Quatre ans de plus ?
Il y a de quoi désespérer. Malgré son incompétence crasse et ses inqualifiables failles morales, Donald Trump conserve de bonnes chances d’être réélu en novembre et de continuer, pendant quatre longues années encore, d’imprimer sa détestable marque sur la politique américaine et mondiale.
L’économie des États-Unis tourne rondement, le procès en destitution du président s’est terminé en queue de poisson, ses adversaires démocrates s’entredéchirent. Est-ce à dire que tout est perdu ? Non ! L’attention portée aux frasques trumpiennes fait de l’ombre à un changement profond, la montée en puissance des millénariaux.
La journaliste Charlotte Alter, du magazine Time, a passé les trois dernières années à suivre ses jeunes compatriotes et en a tiré un livre, The Ones We’ve Been Waiting For (ceux qu’on attendait), dont le constat redonne espoir : cette génération va provoquer une révolution politique qui va changer la trajectoire du pays.
Il y a d’abord la force du nombre. Ces personnes nées entre le début des années 1980 et le tournant de l’an 2000 formeront bientôt le plus grand bloc d’électeurs, les baby-boomers s’éclipsant progressivement.
Il y a aussi la force des convictions. Les millénariaux ont des valeurs plus progressistes que celles de leurs aînés, et on aurait tort de n’y voir qu’une tocade de jeunes idéalistes. Oui, un adage veut que « si on ne vote pas à gauche à 20 ans, on n’a pas de coeur, mais si on vote encore à gauche à 40 ans, on n’a pas de tête ». Comme s’il était inévitable de changer d’allégeance en vieillissant.

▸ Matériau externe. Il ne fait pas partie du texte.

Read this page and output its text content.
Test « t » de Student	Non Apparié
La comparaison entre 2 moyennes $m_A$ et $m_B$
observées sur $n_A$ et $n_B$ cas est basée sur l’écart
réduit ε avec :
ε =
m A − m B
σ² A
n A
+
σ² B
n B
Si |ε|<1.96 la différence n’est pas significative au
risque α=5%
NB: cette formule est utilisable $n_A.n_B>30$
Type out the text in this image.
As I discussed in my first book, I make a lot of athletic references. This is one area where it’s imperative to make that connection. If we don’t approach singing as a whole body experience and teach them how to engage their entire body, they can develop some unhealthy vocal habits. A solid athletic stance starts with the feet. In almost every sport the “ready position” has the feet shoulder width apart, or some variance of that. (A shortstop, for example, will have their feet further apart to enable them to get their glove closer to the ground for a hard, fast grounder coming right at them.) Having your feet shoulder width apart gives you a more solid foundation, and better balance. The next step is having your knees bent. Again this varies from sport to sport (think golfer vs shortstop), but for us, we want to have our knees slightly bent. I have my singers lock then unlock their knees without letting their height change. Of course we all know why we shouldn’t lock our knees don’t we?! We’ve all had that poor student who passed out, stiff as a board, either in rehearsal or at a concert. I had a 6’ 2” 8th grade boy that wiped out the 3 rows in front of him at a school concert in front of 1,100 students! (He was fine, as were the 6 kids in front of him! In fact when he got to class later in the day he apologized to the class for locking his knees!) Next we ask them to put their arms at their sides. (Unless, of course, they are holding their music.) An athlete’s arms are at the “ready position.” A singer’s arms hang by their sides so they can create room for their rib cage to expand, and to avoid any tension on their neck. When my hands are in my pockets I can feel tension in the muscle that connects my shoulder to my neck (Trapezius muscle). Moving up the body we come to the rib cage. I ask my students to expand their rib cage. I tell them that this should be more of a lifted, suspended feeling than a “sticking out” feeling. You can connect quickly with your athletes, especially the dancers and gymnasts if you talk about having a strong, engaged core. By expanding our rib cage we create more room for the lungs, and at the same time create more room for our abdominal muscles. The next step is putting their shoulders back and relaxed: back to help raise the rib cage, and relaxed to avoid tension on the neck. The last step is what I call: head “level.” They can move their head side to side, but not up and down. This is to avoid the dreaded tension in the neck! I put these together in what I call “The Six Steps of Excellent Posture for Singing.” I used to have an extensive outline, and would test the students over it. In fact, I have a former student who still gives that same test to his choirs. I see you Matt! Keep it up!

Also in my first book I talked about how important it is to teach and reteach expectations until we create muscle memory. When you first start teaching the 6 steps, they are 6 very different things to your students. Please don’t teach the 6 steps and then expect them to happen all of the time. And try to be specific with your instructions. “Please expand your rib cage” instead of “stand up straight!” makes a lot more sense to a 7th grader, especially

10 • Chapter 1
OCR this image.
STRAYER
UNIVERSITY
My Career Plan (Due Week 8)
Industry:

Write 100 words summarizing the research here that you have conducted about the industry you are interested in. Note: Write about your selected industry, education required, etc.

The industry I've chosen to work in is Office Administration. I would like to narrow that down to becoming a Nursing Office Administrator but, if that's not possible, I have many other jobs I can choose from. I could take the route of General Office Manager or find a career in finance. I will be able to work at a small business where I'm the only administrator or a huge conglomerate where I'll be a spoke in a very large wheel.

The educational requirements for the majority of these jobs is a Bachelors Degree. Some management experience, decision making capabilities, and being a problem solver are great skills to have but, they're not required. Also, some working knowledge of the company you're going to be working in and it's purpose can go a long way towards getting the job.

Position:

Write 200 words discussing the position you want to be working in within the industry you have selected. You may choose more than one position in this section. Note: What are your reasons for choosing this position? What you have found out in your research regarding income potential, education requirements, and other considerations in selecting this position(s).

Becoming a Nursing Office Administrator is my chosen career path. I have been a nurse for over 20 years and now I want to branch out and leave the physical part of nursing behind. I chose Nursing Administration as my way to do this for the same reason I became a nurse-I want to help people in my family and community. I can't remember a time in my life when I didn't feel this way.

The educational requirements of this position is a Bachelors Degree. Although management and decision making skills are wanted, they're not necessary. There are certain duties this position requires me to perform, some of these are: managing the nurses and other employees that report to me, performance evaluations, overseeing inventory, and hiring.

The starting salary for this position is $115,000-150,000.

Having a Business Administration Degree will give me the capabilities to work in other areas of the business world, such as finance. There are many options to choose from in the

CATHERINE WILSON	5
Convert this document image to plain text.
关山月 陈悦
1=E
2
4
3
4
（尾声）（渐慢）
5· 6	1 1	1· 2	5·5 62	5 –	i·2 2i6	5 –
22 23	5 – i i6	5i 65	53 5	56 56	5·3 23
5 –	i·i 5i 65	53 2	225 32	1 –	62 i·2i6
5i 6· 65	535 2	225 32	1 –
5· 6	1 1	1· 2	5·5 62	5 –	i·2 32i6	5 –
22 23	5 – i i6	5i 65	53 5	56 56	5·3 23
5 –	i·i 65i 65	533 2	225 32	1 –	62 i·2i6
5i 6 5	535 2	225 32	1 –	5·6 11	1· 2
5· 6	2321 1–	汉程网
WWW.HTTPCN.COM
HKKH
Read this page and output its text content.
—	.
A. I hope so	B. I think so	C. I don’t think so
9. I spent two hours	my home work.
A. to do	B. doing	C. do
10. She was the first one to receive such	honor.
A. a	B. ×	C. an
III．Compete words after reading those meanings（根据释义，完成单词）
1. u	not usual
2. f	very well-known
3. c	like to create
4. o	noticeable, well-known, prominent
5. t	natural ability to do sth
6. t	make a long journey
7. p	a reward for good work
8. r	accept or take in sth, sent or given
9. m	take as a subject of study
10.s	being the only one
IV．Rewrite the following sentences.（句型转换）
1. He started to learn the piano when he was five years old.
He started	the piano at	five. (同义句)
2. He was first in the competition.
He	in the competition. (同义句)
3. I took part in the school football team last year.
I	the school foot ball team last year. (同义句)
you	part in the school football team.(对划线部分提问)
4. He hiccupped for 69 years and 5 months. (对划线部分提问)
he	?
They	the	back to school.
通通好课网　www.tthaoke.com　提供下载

C’est faux !
De nombreuses recherches ont établi que le facteur le plus susceptible de déterminer les opinions d’une personne n’est pas son âge, mais plutôt le contexte social, économique et politique qui avait cours durant son passage à l’âge adulte. Les expériences politiques vécues de 14 à 24 ans auraient même jusqu’à trois fois plus d’influence que celles survenues plus tard, selon une étude de l’Université Columbia et du groupe de recherche démocrate Catalyst.
Et qu’est-ce qui a marqué l’esprit des millénariaux ? Les guerres désastreuses qui ont suivi les attentats du 11 septembre 2001 leur ont fait perdre leurs illusions sur l’infaillibilité américaine. La crise financière de 2008 leur a fait prendre conscience des profondes injustices économiques. L’urgence climatique les a convaincus qu’il ne fallait pas trop compter sur les pouvoirs en place pour changer les choses. Et la présidence de Donald Trump leur montre les dégâts que le populisme dénué de moralité peut causer.
Il en résulte l’une des générations les plus progressistes de l’histoire récente des États-Unis. Alors que les 18-29 ans se divisaient en deux camps politiques pratiquement égaux en 2000, un grand fossé s’est creusé depuis : on compte aujourd’hui deux fois plus de démocrates (67 %) que de républicains (32 %). Ils sont aussi de plus en plus motivés à voter. Leur taux de participation, bien qu’encore inférieur à celui des plus vieux, a doublé entre les élections de mi-mandat de 2014 et celles de 2018, ce qui a permis aux démocrates de reprendre les rênes du Congrès.
Quoi qu’il arrive le 3 novembre, le courant qui soutient Trump devra battre en retraite dans les années à venir. Trump n’est pas éternel, ses idées non plus.